Em síntese, distinguiu o colegiado a natureza jurídica das posições ostentadas pelo hospital (credor) e pelo fundo de pensão (devedor e cotista do fundo de investimento). Ao passo que o primeiro apenas persegue seu direito ao recebimento do crédito, o segundo ostenta também a posição de contratante da álea (risco) referente ao investimento no fundo que acabou por valorizar.

As duas posições ostentadas pelo hospital, nesse diapasão, coexistem durante o processo de execução, sendo que mesmo ao figurar como devedor, poderá ele usufruir da valorização concreta de suas cotas. O mesmo poderia se falar, em sentido oposto, se as cotas tivessem oscilado negativamente.  

Outro recorte
É importante que se note, ainda, a possibilidade da ocorrência de uma circunstância excepcional, distinta daquela abarcada pelo julgado, pela qual a valorização do valor das quotas pode sim beneficiar o credor. Isso poderia ocorrer na hipótese em que o valor do crédito fosse maior do que o valor das quotas no momento da penhora e que, após a respectiva constrição das quotas, sobreviesse valorização no fundo de investimento.

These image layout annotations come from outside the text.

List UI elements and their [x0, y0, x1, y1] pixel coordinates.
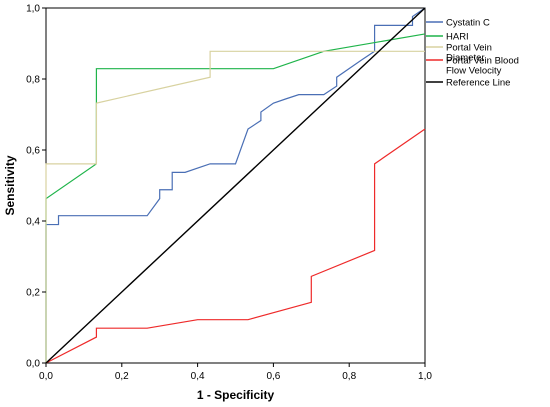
x-axis-title: 1 - Specificity	[197, 388, 275, 402]
legend-item-label: HARI	[446, 32, 469, 43]
y-tick-label: 1,0	[26, 4, 40, 15]
legend-item-label: Portal Vein Diameter	[446, 43, 492, 64]
x-tick-label: 0,8	[342, 371, 356, 382]
y-axis: 0,0 0,2 0,4 0,6 0,8 1,0	[26, 4, 46, 370]
x-tick-label: 0,2	[115, 371, 129, 382]
legend-item-label: Reference Line	[446, 78, 510, 89]
series-layer	[45, 7, 426, 364]
y-tick-label: 0,2	[26, 288, 40, 299]
legend-item-label: Cystatin C	[446, 18, 490, 29]
series-line-2	[45, 50, 425, 363]
y-tick-label: 0,4	[26, 217, 40, 228]
series-line-4	[45, 7, 426, 364]
y-tick-label: 0,0	[26, 359, 40, 370]
x-tick-label: 0,4	[191, 371, 205, 382]
x-axis: 0,0 0,2 0,4 0,6 0,8 1,0	[39, 363, 432, 382]
y-tick-label: 0,6	[26, 146, 40, 157]
series-line-3	[45, 128, 426, 364]
x-tick-label: 0,0	[39, 371, 53, 382]
y-axis-title: Sensitivity	[3, 155, 17, 215]
legend-item-label: Portal Vein Blood Flow Velocity	[446, 56, 519, 77]
x-tick-label: 1,0	[418, 371, 432, 382]
x-tick-label: 0,6	[266, 371, 280, 382]
series-line-0	[45, 7, 426, 363]
y-tick-label: 0,8	[26, 75, 40, 86]
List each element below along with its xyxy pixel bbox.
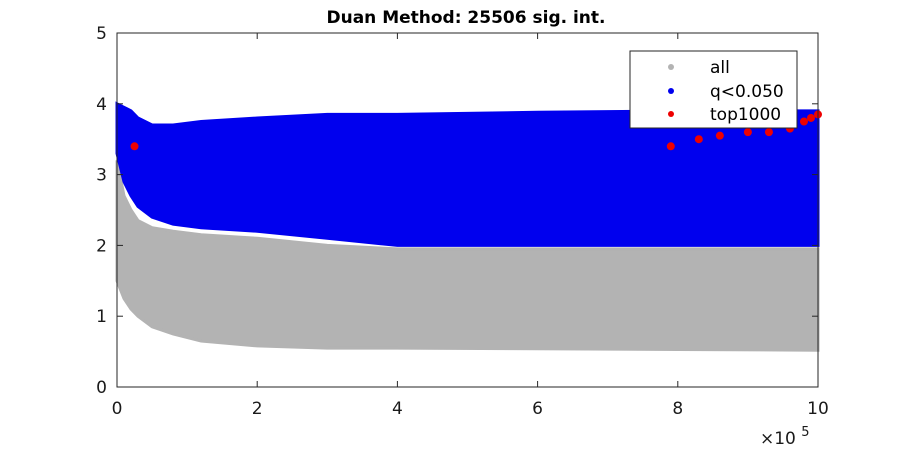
x-tick-label: 10	[807, 399, 829, 419]
y-tick-label: 5	[96, 24, 107, 44]
series-point-top1000	[764, 128, 773, 137]
y-tick-label: 4	[96, 95, 107, 115]
legend-label-top1000: top1000	[710, 105, 781, 125]
series-point-top1000	[694, 135, 703, 144]
legend-marker-top1000	[668, 111, 674, 117]
x-tick-label: 2	[252, 399, 263, 419]
legend-marker-q	[668, 88, 674, 94]
x-exponent-base: ×10	[760, 429, 796, 449]
x-exponent-label: ×10 5	[760, 425, 810, 449]
series-point-top1000	[666, 142, 675, 151]
plot-area	[115, 101, 822, 352]
x-tick-label: 0	[112, 399, 123, 419]
x-tick-label: 6	[532, 399, 543, 419]
series-point-top1000	[799, 117, 808, 126]
series-point-top1000	[743, 128, 752, 137]
y-tick-label: 1	[96, 307, 107, 327]
legend-box	[629, 50, 798, 129]
axes-frame	[116, 32, 819, 388]
y-tick-label: 2	[96, 236, 107, 256]
legend-label-q: q<0.050	[710, 82, 784, 102]
x-tick-label: 4	[392, 399, 403, 419]
chart-title: Duan Method: 25506 sig. int.	[326, 8, 605, 28]
legend: all q<0.050 top1000	[629, 50, 798, 129]
series-point-top1000	[130, 142, 139, 151]
x-tick-label: 8	[672, 399, 683, 419]
series-point-top1000	[715, 131, 724, 140]
y-tick-label: 0	[96, 378, 107, 398]
axes: 0 2 4 6 8 10 0 1 2 3 4 5	[96, 24, 829, 419]
legend-label-all: all	[710, 58, 730, 78]
svg-text:×10 5: ×10 5	[760, 425, 810, 449]
x-exponent-power: 5	[801, 425, 809, 440]
y-tick-label: 3	[96, 166, 107, 186]
series-point-top1000	[806, 113, 815, 122]
legend-marker-all	[668, 64, 674, 70]
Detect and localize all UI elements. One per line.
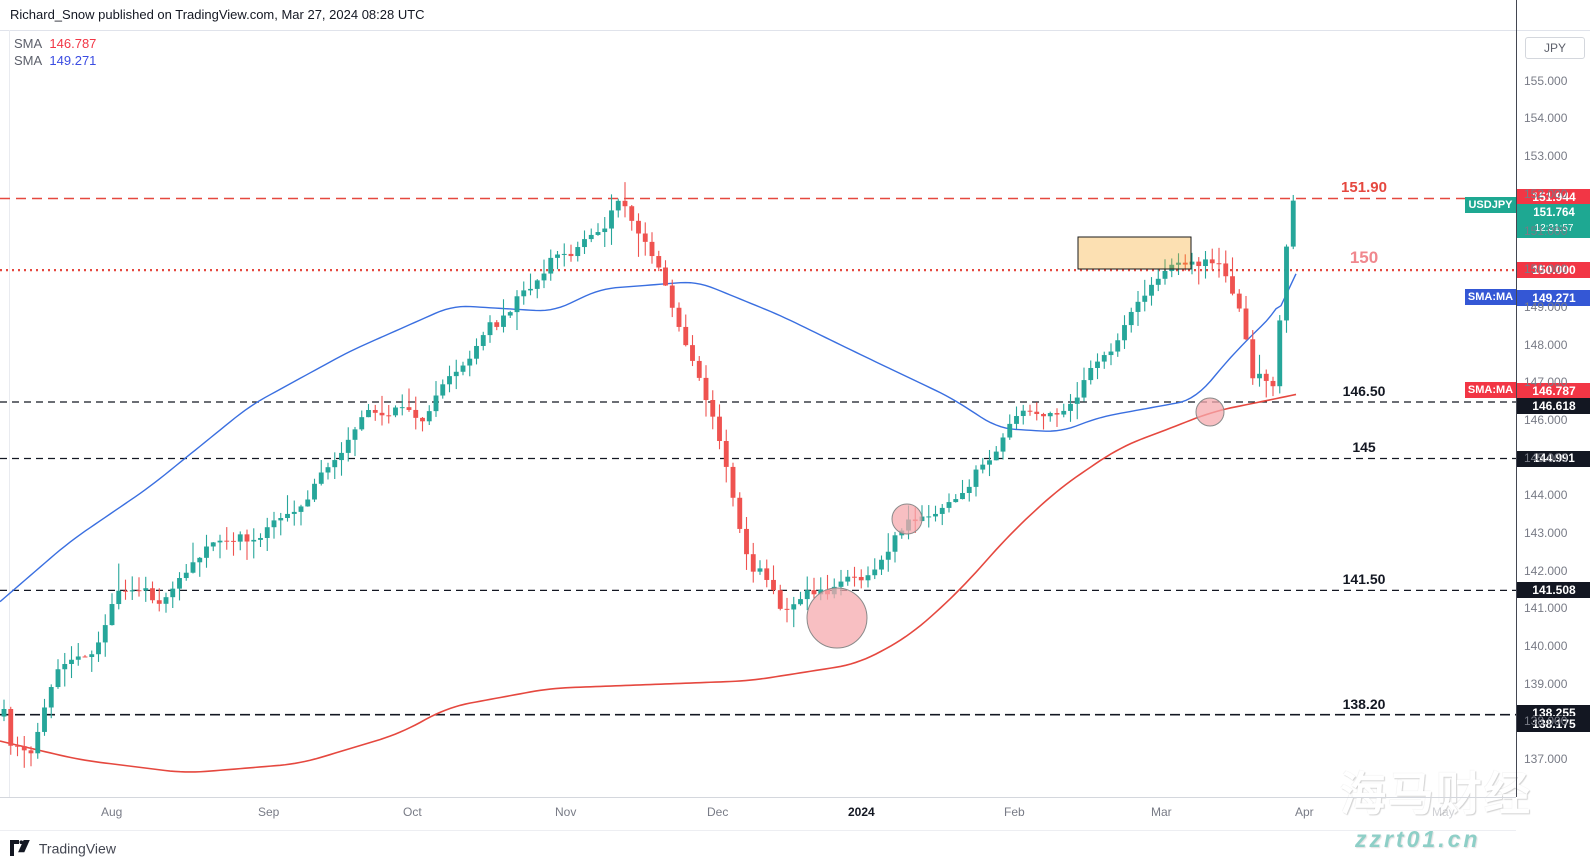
svg-text:151.90: 151.90: [1341, 179, 1387, 196]
svg-text:141.50: 141.50: [1343, 571, 1386, 587]
svg-text:146.50: 146.50: [1343, 383, 1386, 399]
svg-text:145: 145: [1352, 439, 1376, 455]
svg-text:150: 150: [1350, 248, 1378, 267]
svg-text:138.20: 138.20: [1343, 696, 1386, 712]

Imagine o leitor o hipotético cenário de que o débito em execução correspondesse a R$ 100 mil e as quotas do fundo de investimento fossem avaliadas, à ocasião da penhora, em R$ 60 mil. Posteriormente, no momento da expropriação (leilão ou adjudicação), as quotas podem valer, por exemplo, R$ 75 mil, diante de eventual sucesso do fundo.

Nessa circunstância, o ágio de R$ 15 mil, a princípio, pode sim beneficiar o credor, visto que não implicaria no chamado "excesso de execução". Isso porque, ao se considerar que o crédito mantido pelo credor é de R$ 100 mil, conforme visto acima, ainda faltariam R$ 25 mil para o integral pagamento da dívida.